Yönetmenliğini daha çok oyunculuğuyla bilinen Dexter Fletcher’ın yaptığı Eddie the Eagle sinema anlamında izleyiciye pek fazlasını sunmayan, böylesi vaatlerde de bulunmayan bir film. Buna karşın görsel efektlere biraz daha özen gösterilse hiç fena olmazdı. Ancak film görsel eksiğini oyunculuklarla kapatıyor, hatta bu eksikleri unutturuyor. Birçok izleyicinin Kingsman: The Secret Service ve Legend ile tanıdığı, 2017 yılında vizyona girecek Robin Hood: Origins filminde de Hood’a hayat verecek olan Taron Egerton performansıyla göz dolduruyor, izleyiciyi perdedeki heyecana, mutluluğa ve sevince dahil etmeyi başarıyor.
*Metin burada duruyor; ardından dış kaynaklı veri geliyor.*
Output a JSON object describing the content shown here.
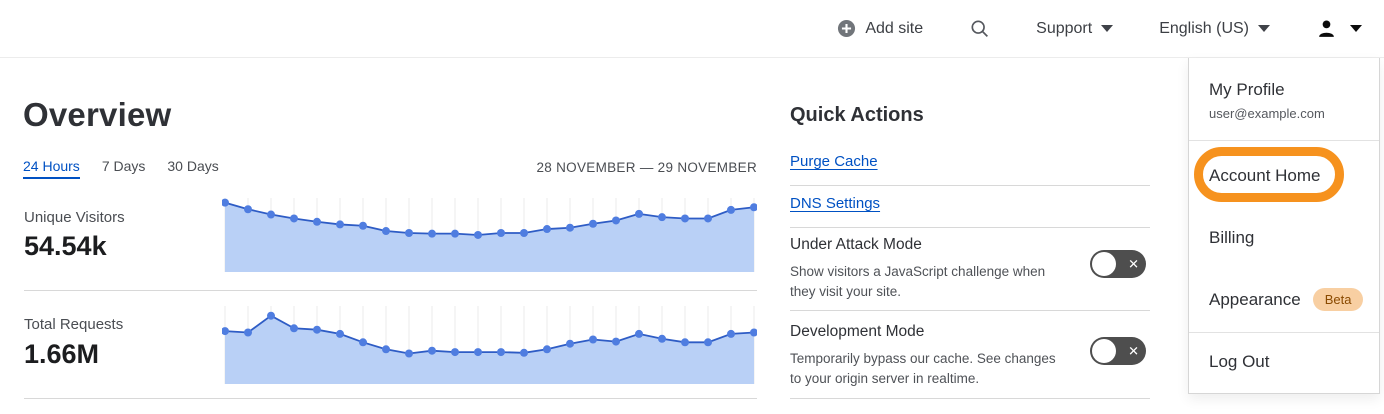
{
  "header": {
    "add_site": "Add site",
    "support": "Support",
    "language": "English (US)"
  },
  "overview": {
    "title": "Overview",
    "tabs": [
      {
        "label": "24 Hours",
        "active": true
      },
      {
        "label": "7 Days",
        "active": false
      },
      {
        "label": "30 Days",
        "active": false
      }
    ],
    "date_range": "28 NOVEMBER — 29 NOVEMBER",
    "metrics": [
      {
        "label": "Unique Visitors",
        "value": "54.54k"
      },
      {
        "label": "Total Requests",
        "value": "1.66M"
      }
    ]
  },
  "chart_data": [
    {
      "type": "area",
      "title": "Unique Visitors — 24 Hours",
      "series_label": "Unique Visitors",
      "summary_value": "54.54k",
      "x_axis": "24 hourly points, 28 November — 29 November (ticks hidden)",
      "y_axis": "hidden sparkline, relative scale 0-100",
      "values": [
        96,
        86,
        78,
        72,
        67,
        63,
        61,
        53,
        50,
        49,
        49,
        47,
        50,
        50,
        56,
        58,
        64,
        69,
        79,
        74,
        72,
        72,
        85,
        89
      ],
      "grid": "vertical-only",
      "legend": "none",
      "colors": {
        "fill": "#b9d0f6",
        "line": "#2e5cc5",
        "points": "#4f7de0",
        "grid": "#ebebeb"
      }
    },
    {
      "type": "area",
      "title": "Total Requests — 24 Hours",
      "series_label": "Total Requests",
      "summary_value": "1.66M",
      "x_axis": "24 hourly points, 28 November — 29 November (ticks hidden)",
      "y_axis": "hidden sparkline, relative scale 0-100",
      "values": [
        67,
        65,
        89,
        71,
        69,
        63,
        51,
        41,
        35,
        39,
        37,
        37,
        37,
        36,
        41,
        49,
        55,
        52,
        63,
        56,
        51,
        51,
        63,
        65
      ],
      "grid": "vertical-only",
      "legend": "none",
      "colors": {
        "fill": "#b9d0f6",
        "line": "#2e5cc5",
        "points": "#4f7de0",
        "grid": "#ebebeb"
      }
    }
  ],
  "quick_actions": {
    "title": "Quick Actions",
    "links": [
      {
        "label": "Purge Cache"
      },
      {
        "label": "DNS Settings"
      }
    ],
    "toggles": [
      {
        "label": "Under Attack Mode",
        "description": "Show visitors a JavaScript challenge when they visit your site.",
        "enabled": false
      },
      {
        "label": "Development Mode",
        "description": "Temporarily bypass our cache. See changes to your origin server in realtime.",
        "enabled": false
      }
    ]
  },
  "account_menu": {
    "profile_label": "My Profile",
    "profile_email": "user@example.com",
    "items": [
      {
        "label": "Account Home"
      },
      {
        "label": "Billing"
      },
      {
        "label": "Appearance",
        "badge": "Beta"
      },
      {
        "label": "Log Out"
      }
    ]
  },
  "annotation": {
    "shape": "rounded-rectangle-ring",
    "color": "#f6921e",
    "highlights": "Account Home"
  }
}
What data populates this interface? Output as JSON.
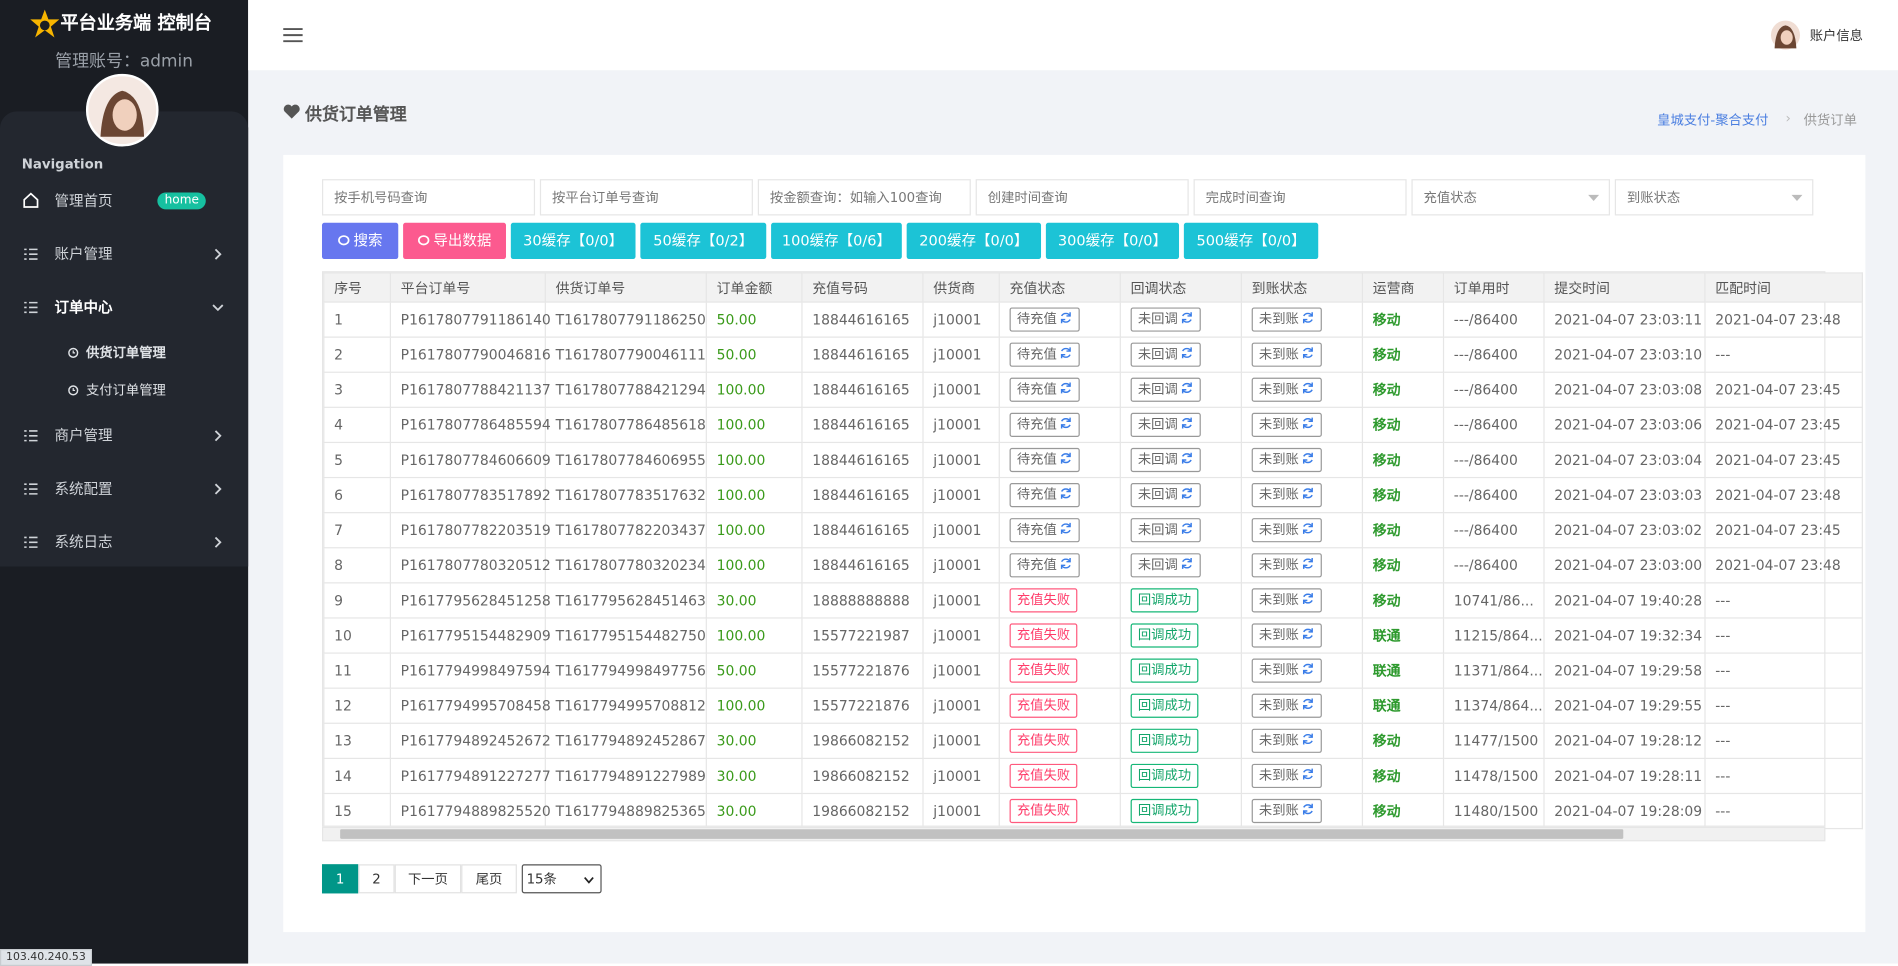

Kısacası “Eddie the Eagle” üzerine konuşmaya gerek duyulmayan filmlerden biri. Bazı hatalarına, bazı eksiklerine rağmen izleyiciyi güldürmeyi, heyecanlandırmayı başaran; hikayesini de oldukça akıcı bir dille anlatan çok keyifli bir yapım.
Not: The Eagle 1997 yılında Lake Placid’de yaptığı 115 metrelik atlayışla hem kendi rekorunu elde etti hem de hala kırılamayan İngiltere rekorunun sahibi oldu. Yaşasın Kartal Eddie!!
*(Olimpiyat Oyunları’nın asıl amacı kazanmak değil katılmaktır; hayatın esası fethetmek değil, iyi mücadele etmektir.)